Richard Kendall ’74, a senior partner in the Los Angeles office of the law firm Irell & Manella, represented the National Resources Defense Council in a case involving whales and the U.S. Navy that recently was decided by the U.S. Supreme Court.

Environmental groups had contended that the Navy’s use of underwater sonar was harming whales and other marine animals. The case arose when the Navy skipped an environmental impact statement for anti-submarine exercises planned from 2007 to 2009. The NRDC sued, and Los Angeles district court restricted the Navy’s use of active sonar. Later, a U.S. appeals court affirmed but eased the restrictions regarding location and timing of the exercises.

President Bush intervened in the case by citing national security as a reason to exempt the Navy from environmental laws at the heart of the legal challenge. In the 5-4 ruling, Chief Justice Roberts spoke for the majority in siding with the Navy, but the Navy agreed to abide by other restrictions on the exercises.

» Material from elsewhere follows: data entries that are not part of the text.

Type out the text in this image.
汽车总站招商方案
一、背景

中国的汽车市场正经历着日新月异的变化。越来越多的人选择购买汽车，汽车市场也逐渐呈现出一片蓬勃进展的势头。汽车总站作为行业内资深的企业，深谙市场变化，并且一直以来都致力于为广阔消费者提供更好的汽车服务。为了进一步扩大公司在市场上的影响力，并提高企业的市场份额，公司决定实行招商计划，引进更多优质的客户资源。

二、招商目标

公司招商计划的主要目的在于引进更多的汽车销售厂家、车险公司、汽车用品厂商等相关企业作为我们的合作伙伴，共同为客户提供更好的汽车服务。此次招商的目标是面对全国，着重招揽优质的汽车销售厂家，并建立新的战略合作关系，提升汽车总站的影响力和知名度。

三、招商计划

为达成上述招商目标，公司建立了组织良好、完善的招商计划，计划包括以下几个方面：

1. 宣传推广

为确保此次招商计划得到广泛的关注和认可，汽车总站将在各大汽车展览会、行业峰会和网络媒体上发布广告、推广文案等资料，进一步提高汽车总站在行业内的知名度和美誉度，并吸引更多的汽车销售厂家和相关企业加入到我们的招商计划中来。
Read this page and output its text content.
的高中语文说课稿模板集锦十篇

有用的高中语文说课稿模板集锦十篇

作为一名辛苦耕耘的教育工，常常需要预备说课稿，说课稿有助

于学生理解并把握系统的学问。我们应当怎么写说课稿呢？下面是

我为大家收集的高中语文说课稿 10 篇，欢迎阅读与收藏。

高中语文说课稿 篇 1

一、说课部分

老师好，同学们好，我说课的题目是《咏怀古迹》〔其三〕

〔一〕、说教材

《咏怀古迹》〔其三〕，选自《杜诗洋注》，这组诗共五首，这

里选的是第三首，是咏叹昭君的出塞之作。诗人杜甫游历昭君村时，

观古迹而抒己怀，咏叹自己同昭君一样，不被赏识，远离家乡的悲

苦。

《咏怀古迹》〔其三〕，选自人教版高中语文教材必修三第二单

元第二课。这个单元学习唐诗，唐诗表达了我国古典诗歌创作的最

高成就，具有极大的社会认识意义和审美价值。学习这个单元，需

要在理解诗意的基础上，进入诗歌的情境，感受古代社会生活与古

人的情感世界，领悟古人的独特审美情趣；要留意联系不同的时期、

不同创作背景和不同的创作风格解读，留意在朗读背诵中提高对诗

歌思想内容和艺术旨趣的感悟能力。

Kendall told CNN: “It is gratifying that the court did not accept the Navy’s expansive claims of executive power and that two-thirds of the injunction remains in place.”

Kendall had argued that sonar can be as loud to marine mammals as 2,000 jet engines, causing them to suffer physical trauma, stranding, and changes in breeding and migration patterns.

The New York Times said the case was the latest in a decade-long dispute between the Navy and environmental groups over the use of sonar. Environmentalists have had some success through lawsuits and persuasion in limiting sonar in training exercises around the world.